The news came from Spanish daily El Diário and has been picked up in Portugal just as Público runs a damning interview with a communist MP who has written an equally damning book on one of Portas’ best-known run-ins with scandal: the so-called ‘submarine controversy’.
As José Magalhães tells Público, in his opinion Portas was central to the poor management of the process that was finally and irrevocably archived last November, with no one in Portugal receiving any kind of censure – despite German counterparts receiving jail terms.
“What happened was a bit like candidating in a race to furnish the State with a Volkswagen, then substituting it for a BMW, then downgrading the composition of the BMW until it became a kind of Volkswagen,” Magalhães told Público.
“The question is why we were all stupid enough to swallow it for a decade. This can only be explained by the ins and outs of the secret State.”
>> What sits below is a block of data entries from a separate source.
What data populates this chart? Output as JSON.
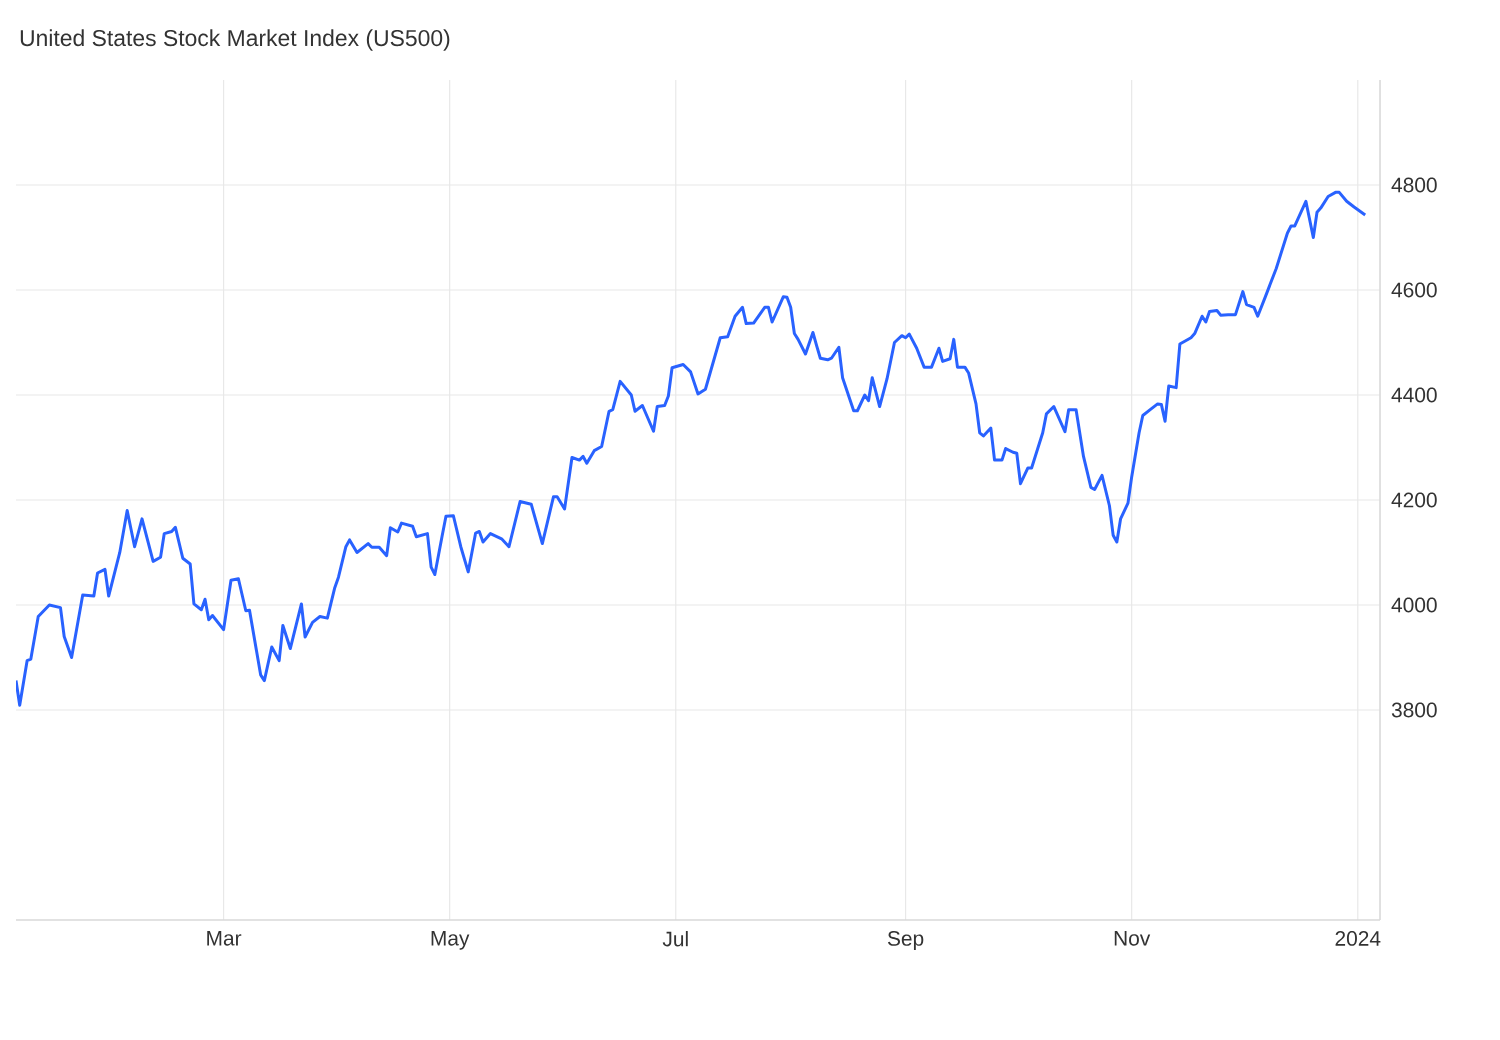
{
  "chart_data": {
    "type": "line",
    "title": "United States Stock Market Index (US500)",
    "color": "#2962ff",
    "grid": true,
    "xlim": [
      "2023-01-04",
      "2024-01-07"
    ],
    "ylim": [
      3400,
      5000
    ],
    "xticks": [
      {
        "value": "2023-03-01",
        "label": "Mar"
      },
      {
        "value": "2023-05-01",
        "label": "May"
      },
      {
        "value": "2023-07-01",
        "label": "Jul"
      },
      {
        "value": "2023-09-01",
        "label": "Sep"
      },
      {
        "value": "2023-11-01",
        "label": "Nov"
      },
      {
        "value": "2024-01-01",
        "label": "2024"
      }
    ],
    "yticks": [
      3800,
      4000,
      4200,
      4400,
      4600,
      4800
    ],
    "x": [
      "2023-01-04",
      "2023-01-05",
      "2023-01-07",
      "2023-01-08",
      "2023-01-10",
      "2023-01-13",
      "2023-01-16",
      "2023-01-17",
      "2023-01-19",
      "2023-01-22",
      "2023-01-25",
      "2023-01-26",
      "2023-01-28",
      "2023-01-29",
      "2023-02-01",
      "2023-02-03",
      "2023-02-05",
      "2023-02-07",
      "2023-02-10",
      "2023-02-12",
      "2023-02-13",
      "2023-02-15",
      "2023-02-16",
      "2023-02-18",
      "2023-02-20",
      "2023-02-21",
      "2023-02-23",
      "2023-02-24",
      "2023-02-25",
      "2023-02-26",
      "2023-03-01",
      "2023-03-03",
      "2023-03-05",
      "2023-03-07",
      "2023-03-08",
      "2023-03-11",
      "2023-03-12",
      "2023-03-14",
      "2023-03-16",
      "2023-03-17",
      "2023-03-19",
      "2023-03-22",
      "2023-03-23",
      "2023-03-25",
      "2023-03-27",
      "2023-03-29",
      "2023-03-31",
      "2023-04-01",
      "2023-04-03",
      "2023-04-04",
      "2023-04-06",
      "2023-04-09",
      "2023-04-10",
      "2023-04-12",
      "2023-04-14",
      "2023-04-15",
      "2023-04-17",
      "2023-04-18",
      "2023-04-21",
      "2023-04-22",
      "2023-04-25",
      "2023-04-26",
      "2023-04-27",
      "2023-04-29",
      "2023-04-30",
      "2023-05-02",
      "2023-05-04",
      "2023-05-06",
      "2023-05-08",
      "2023-05-09",
      "2023-05-10",
      "2023-05-12",
      "2023-05-15",
      "2023-05-17",
      "2023-05-20",
      "2023-05-23",
      "2023-05-26",
      "2023-05-29",
      "2023-05-30",
      "2023-06-01",
      "2023-06-03",
      "2023-06-05",
      "2023-06-06",
      "2023-06-07",
      "2023-06-09",
      "2023-06-11",
      "2023-06-13",
      "2023-06-14",
      "2023-06-16",
      "2023-06-19",
      "2023-06-20",
      "2023-06-22",
      "2023-06-25",
      "2023-06-26",
      "2023-06-28",
      "2023-06-29",
      "2023-06-30",
      "2023-07-03",
      "2023-07-05",
      "2023-07-07",
      "2023-07-09",
      "2023-07-13",
      "2023-07-15",
      "2023-07-17",
      "2023-07-19",
      "2023-07-20",
      "2023-07-22",
      "2023-07-25",
      "2023-07-26",
      "2023-07-27",
      "2023-07-30",
      "2023-07-31",
      "2023-08-01",
      "2023-08-02",
      "2023-08-03",
      "2023-08-05",
      "2023-08-07",
      "2023-08-08",
      "2023-08-09",
      "2023-08-11",
      "2023-08-12",
      "2023-08-14",
      "2023-08-15",
      "2023-08-18",
      "2023-08-19",
      "2023-08-21",
      "2023-08-22",
      "2023-08-23",
      "2023-08-25",
      "2023-08-27",
      "2023-08-29",
      "2023-08-31",
      "2023-09-01",
      "2023-09-02",
      "2023-09-04",
      "2023-09-06",
      "2023-09-08",
      "2023-09-10",
      "2023-09-11",
      "2023-09-13",
      "2023-09-14",
      "2023-09-15",
      "2023-09-17",
      "2023-09-18",
      "2023-09-20",
      "2023-09-21",
      "2023-09-22",
      "2023-09-24",
      "2023-09-25",
      "2023-09-27",
      "2023-09-28",
      "2023-09-30",
      "2023-10-01",
      "2023-10-02",
      "2023-10-04",
      "2023-10-05",
      "2023-10-08",
      "2023-10-09",
      "2023-10-11",
      "2023-10-14",
      "2023-10-15",
      "2023-10-17",
      "2023-10-19",
      "2023-10-21",
      "2023-10-22",
      "2023-10-24",
      "2023-10-26",
      "2023-10-27",
      "2023-10-28",
      "2023-10-29",
      "2023-10-31",
      "2023-11-01",
      "2023-11-03",
      "2023-11-04",
      "2023-11-06",
      "2023-11-08",
      "2023-11-09",
      "2023-11-10",
      "2023-11-11",
      "2023-11-13",
      "2023-11-14",
      "2023-11-17",
      "2023-11-18",
      "2023-11-20",
      "2023-11-21",
      "2023-11-22",
      "2023-11-24",
      "2023-11-25",
      "2023-11-27",
      "2023-11-29",
      "2023-12-01",
      "2023-12-02",
      "2023-12-04",
      "2023-12-05",
      "2023-12-07",
      "2023-12-10",
      "2023-12-13",
      "2023-12-14",
      "2023-12-15",
      "2023-12-18",
      "2023-12-20",
      "2023-12-21",
      "2023-12-22",
      "2023-12-24",
      "2023-12-26",
      "2023-12-27",
      "2023-12-29",
      "2023-12-31",
      "2024-01-03"
    ],
    "values": [
      3856,
      3809,
      3894,
      3897,
      3978,
      4000,
      3995,
      3940,
      3900,
      4019,
      4017,
      4061,
      4068,
      4017,
      4100,
      4180,
      4111,
      4164,
      4083,
      4091,
      4136,
      4140,
      4148,
      4089,
      4078,
      4002,
      3991,
      4011,
      3972,
      3980,
      3953,
      4047,
      4050,
      3989,
      3990,
      3867,
      3856,
      3920,
      3894,
      3961,
      3917,
      4002,
      3939,
      3967,
      3978,
      3975,
      4033,
      4053,
      4111,
      4124,
      4100,
      4117,
      4110,
      4110,
      4094,
      4147,
      4139,
      4156,
      4150,
      4130,
      4136,
      4072,
      4058,
      4133,
      4169,
      4170,
      4111,
      4063,
      4137,
      4140,
      4120,
      4136,
      4126,
      4111,
      4197,
      4192,
      4117,
      4206,
      4206,
      4183,
      4281,
      4276,
      4283,
      4270,
      4294,
      4302,
      4369,
      4372,
      4426,
      4400,
      4369,
      4380,
      4331,
      4378,
      4380,
      4398,
      4452,
      4458,
      4444,
      4402,
      4411,
      4509,
      4511,
      4550,
      4567,
      4536,
      4537,
      4567,
      4567,
      4539,
      4587,
      4586,
      4567,
      4517,
      4506,
      4478,
      4519,
      4494,
      4470,
      4467,
      4470,
      4491,
      4433,
      4370,
      4370,
      4400,
      4389,
      4433,
      4378,
      4431,
      4500,
      4513,
      4509,
      4516,
      4489,
      4453,
      4453,
      4489,
      4464,
      4469,
      4506,
      4453,
      4453,
      4442,
      4383,
      4328,
      4322,
      4337,
      4276,
      4276,
      4298,
      4291,
      4289,
      4231,
      4261,
      4261,
      4328,
      4364,
      4378,
      4330,
      4372,
      4372,
      4283,
      4224,
      4220,
      4247,
      4189,
      4133,
      4120,
      4164,
      4194,
      4244,
      4328,
      4361,
      4372,
      4383,
      4382,
      4350,
      4417,
      4414,
      4497,
      4509,
      4517,
      4550,
      4539,
      4559,
      4561,
      4552,
      4553,
      4553,
      4597,
      4572,
      4567,
      4550,
      4586,
      4641,
      4708,
      4722,
      4722,
      4769,
      4700,
      4748,
      4756,
      4778,
      4786,
      4786,
      4769,
      4758,
      4743
    ]
  }
}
And as all legal ‘deadlines’ are now tucked neatly away in the past, Paulo Portas is fancy free to enjoy what critics call the revolving door between politics and big business – an aspect that while legally-admissible leaves many with an unpleasant feeling about the way the world works.
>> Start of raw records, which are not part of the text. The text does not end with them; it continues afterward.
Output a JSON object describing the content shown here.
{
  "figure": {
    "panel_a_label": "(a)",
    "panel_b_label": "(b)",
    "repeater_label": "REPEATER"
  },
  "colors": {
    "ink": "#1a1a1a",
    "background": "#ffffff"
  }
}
Diário de Notícias remarks that Portas visited Mexico twice while on business development missions for Portugal, and that the subsidiary for which he will be working is Mex Gas Enterprises, “dedicated to the commercialisation of natural gas”.
Mex Gas Enterprises was created in 2014 to bring together offshoots that up until then had been in the tax haven of the Caymen Islands, explains DN – while El Diário adds that in June 2014, during the visit to Portugal by Mexican president Enrique Peña Nieto, Pemex signed a memorandum of understanding with GALP (Portugal’s energy coporation), relating to the “exchange of information and/or development of projects”.
The content of this document will only be available to the public in 2026, says DN – not explaining why.
iOnline has also picked the story up, under the headline “Company that hired Portas has confidential agreement with GALP”.